Dinosaurs are often thought of as large, fierce animals, but new research highlights a previously overlooked diversity of small dinosaurs. In the Journal of Vertebrate Paleontology, a team of paleontologists from the University of Toronto, Royal Ontario Museum, Cleveland Museum of Natural History and University of Calgary have described a new dinosaur, the smallest plant-eating dinosaur species known from Canada. Albertadromeus syntarsus was identified from a partial hind leg, and other skeletal elements, that indicate it was a speedy runner. Approximately 1.6 m (5 ft) long, it weighed about 16 kg (30 lbs), comparable to a large turkey.
Albertadromeus lived in what is now southern Alberta in the Late Cretaceous, about 77 million years ago. Albertadromeus syntarsus means "Alberta runner with fused foot bones". Unlike its much larger ornithopod cousins, the duckbilled dinosaurs, its two fused lower leg bones would have made it a fast, agile two-legged runner. This animal is the smallest known plant-eating dinosaur in its ecosystem, and researchers hypothesize that it used its speed to avoid predation by the many species of meat-eating dinosaurs that lived at the same time.
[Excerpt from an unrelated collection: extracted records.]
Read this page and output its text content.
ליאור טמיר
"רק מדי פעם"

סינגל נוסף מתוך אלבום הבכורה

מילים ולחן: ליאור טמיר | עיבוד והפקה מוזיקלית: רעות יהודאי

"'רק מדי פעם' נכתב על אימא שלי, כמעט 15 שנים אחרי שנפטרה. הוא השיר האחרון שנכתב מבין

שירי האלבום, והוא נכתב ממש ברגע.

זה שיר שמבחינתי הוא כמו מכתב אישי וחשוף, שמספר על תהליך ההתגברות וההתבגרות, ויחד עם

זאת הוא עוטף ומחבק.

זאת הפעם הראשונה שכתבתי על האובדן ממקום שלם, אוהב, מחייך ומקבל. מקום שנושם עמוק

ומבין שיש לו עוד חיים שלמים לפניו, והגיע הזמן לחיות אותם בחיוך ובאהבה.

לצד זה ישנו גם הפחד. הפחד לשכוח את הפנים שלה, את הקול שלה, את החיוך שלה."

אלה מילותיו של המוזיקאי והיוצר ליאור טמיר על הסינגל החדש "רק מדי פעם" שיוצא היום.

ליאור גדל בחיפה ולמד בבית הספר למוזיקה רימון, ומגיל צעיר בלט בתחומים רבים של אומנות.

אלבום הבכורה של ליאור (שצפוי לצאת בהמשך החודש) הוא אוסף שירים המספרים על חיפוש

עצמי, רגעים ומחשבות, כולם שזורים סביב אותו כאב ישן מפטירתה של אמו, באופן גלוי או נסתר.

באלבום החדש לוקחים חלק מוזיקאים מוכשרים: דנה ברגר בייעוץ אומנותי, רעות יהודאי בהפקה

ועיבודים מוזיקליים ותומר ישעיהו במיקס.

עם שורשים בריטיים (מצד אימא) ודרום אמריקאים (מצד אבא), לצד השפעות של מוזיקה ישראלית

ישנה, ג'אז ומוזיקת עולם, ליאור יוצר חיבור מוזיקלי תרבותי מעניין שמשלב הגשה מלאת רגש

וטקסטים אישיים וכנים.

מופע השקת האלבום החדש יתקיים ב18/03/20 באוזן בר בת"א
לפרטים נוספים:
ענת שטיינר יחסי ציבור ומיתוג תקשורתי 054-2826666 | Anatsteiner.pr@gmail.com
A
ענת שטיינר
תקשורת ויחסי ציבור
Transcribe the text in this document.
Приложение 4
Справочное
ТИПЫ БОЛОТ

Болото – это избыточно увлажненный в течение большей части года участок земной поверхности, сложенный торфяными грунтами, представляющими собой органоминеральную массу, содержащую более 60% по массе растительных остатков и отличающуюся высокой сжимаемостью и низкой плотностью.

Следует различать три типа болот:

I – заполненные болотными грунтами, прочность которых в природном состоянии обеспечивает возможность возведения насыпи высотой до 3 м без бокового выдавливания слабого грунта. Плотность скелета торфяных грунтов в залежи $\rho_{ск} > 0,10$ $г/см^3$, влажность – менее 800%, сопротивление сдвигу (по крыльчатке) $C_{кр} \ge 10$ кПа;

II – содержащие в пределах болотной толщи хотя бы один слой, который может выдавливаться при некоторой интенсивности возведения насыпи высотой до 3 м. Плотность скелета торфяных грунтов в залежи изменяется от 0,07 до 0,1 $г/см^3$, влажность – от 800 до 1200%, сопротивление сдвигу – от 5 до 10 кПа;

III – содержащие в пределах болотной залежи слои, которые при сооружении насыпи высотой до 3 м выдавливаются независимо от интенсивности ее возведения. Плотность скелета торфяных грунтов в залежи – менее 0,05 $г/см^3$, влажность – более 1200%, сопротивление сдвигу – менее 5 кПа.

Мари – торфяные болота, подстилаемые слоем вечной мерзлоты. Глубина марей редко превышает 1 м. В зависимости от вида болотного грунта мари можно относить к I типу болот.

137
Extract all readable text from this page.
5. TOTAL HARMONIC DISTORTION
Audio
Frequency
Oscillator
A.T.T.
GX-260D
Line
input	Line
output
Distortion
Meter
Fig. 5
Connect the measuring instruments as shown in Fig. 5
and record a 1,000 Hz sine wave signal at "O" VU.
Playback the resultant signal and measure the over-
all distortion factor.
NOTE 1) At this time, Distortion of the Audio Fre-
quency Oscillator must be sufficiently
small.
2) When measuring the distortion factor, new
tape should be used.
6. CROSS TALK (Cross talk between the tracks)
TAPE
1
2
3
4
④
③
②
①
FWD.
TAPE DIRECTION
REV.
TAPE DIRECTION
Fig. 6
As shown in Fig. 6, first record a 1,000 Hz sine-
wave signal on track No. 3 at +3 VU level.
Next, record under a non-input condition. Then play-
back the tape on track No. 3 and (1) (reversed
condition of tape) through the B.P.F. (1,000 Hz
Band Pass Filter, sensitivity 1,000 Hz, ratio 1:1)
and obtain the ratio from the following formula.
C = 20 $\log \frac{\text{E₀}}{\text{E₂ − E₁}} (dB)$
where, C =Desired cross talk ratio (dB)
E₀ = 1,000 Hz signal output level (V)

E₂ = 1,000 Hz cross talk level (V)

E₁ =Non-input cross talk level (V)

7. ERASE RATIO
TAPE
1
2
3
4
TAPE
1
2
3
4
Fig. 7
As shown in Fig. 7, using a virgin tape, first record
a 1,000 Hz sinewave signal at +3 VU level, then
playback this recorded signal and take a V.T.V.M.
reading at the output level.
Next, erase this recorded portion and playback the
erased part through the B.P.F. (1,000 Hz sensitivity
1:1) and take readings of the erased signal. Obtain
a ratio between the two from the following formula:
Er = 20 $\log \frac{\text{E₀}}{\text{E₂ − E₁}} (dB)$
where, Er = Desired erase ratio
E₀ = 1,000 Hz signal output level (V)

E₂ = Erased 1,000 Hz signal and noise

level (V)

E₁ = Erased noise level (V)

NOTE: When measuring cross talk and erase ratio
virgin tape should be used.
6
Albertadromeus was discovered in 2009 by study co-author David Evans of the Royal Ontario Museum as part an on-going collaboration with Michael Ryan of the Cleveland Museum of Natural History to investigate the evolution of dinosaurs in the Late Cretaceous of North America. The known dinosaur diversity of this time period is dominated by large bodied plant-eating dinosaurs.